I’ve never been an athlete. I’ve never been much interested in sports, ever since I stopped playing touchfootball with the boys, when I hit puberty. I’ve tried tennis. I hit the ball too high, too long, and way over into left field.
I’ve tried softball. Thank goodness that ball is “soft” and big, because it felt just awful when it hit me in the eye. I tried running, but I couldn’t get anyone to chase me. I tried swimming, but even though I float like a cork, and have had numerous lessons, I can’t seem to get over the idea, that I’m really going to drown. Finally, I settled on walking, and for a number of years, I walked 3 to 5 miles a day. I realize there is an Olympic sport referred to as “walking,” but when I tried that, all I succeeded in doing was throwing my hip out.

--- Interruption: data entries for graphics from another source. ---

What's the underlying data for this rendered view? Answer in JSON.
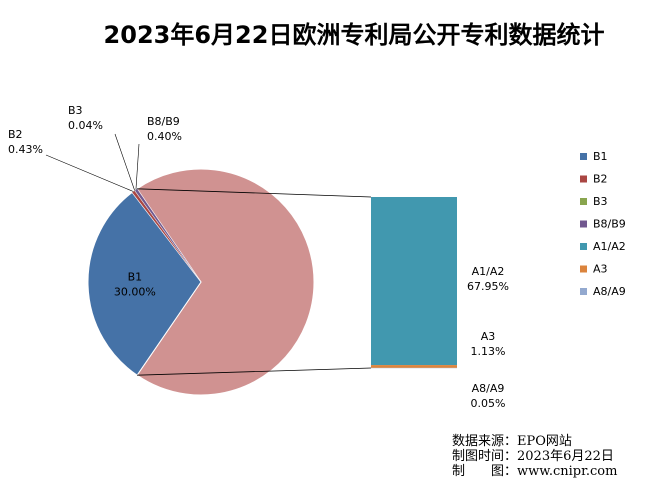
{
  "chart_data": {
    "type": "pie",
    "title": "2023年6月22日欧洲专利局公开专利数据统计",
    "series": [
      {
        "name": "B1",
        "value": 30.0,
        "label": "30.00%",
        "color": "#4572A7"
      },
      {
        "name": "B2",
        "value": 0.43,
        "label": "0.43%",
        "color": "#AA4643"
      },
      {
        "name": "B3",
        "value": 0.04,
        "label": "0.04%",
        "color": "#89A54E"
      },
      {
        "name": "B8/B9",
        "value": 0.4,
        "label": "0.40%",
        "color": "#71588F"
      },
      {
        "name": "A1/A2",
        "value": 67.95,
        "label": "67.95%",
        "color": "#4198AF"
      },
      {
        "name": "A3",
        "value": 1.13,
        "label": "1.13%",
        "color": "#DB843D"
      },
      {
        "name": "A8/A9",
        "value": 0.05,
        "label": "0.05%",
        "color": "#93A9CF"
      }
    ],
    "combined_slice": {
      "label": "",
      "value": 69.13,
      "color": "#D09291"
    },
    "legend_position": "right"
  },
  "notes": {
    "source": "数据来源：EPO网站",
    "date": "制图时间：2023年6月22日",
    "author": "制　　图：www.cnipr.com"
  }
}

I’m definitely NOT an athlete, but I make do, especially in my “mid-life” years. Which brings a question to my mind. When did I hit mid-life? I remember when I hit thirty. I had to visit a grief counselor, because I knew my life was over. I remember forty. I had to see a grief counselor, the day after my first child graduated from high-school and moved out of the house, because I knew my life was over. I remember forty-four. For some reason I thought my life was over. Then I hit fifty, and I was all excited, because I was able to join an organization called AARP. My husband was, especially, excited because he is younger than I, and he got to join, too!

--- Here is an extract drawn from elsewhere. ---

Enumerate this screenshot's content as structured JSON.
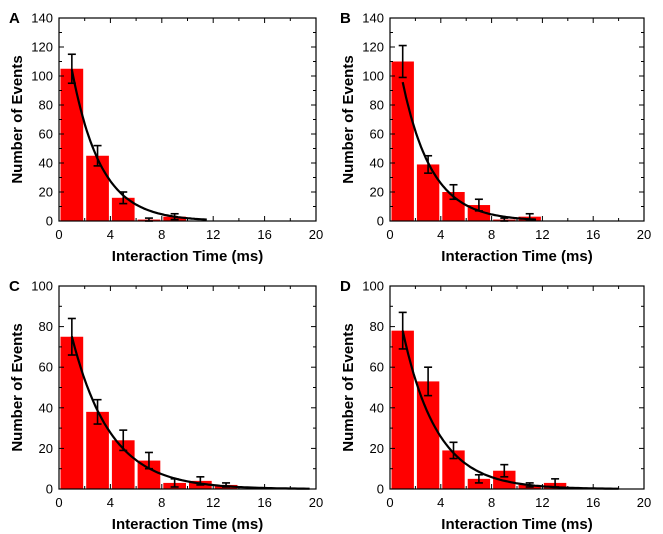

Fifty became the magic age. I knew that as long as I was in good health, in this day and age, I probably had a good fifty years ahead of me. Then came the asthma. O.K., I had that much earlier, but it only became life threatening after fifty. Then came the firbromyalgia. O.K., I had THAT earlier, but it’s not life threatening. Then came the arthritis, and, more recently, at fifty-five, came the diabetes.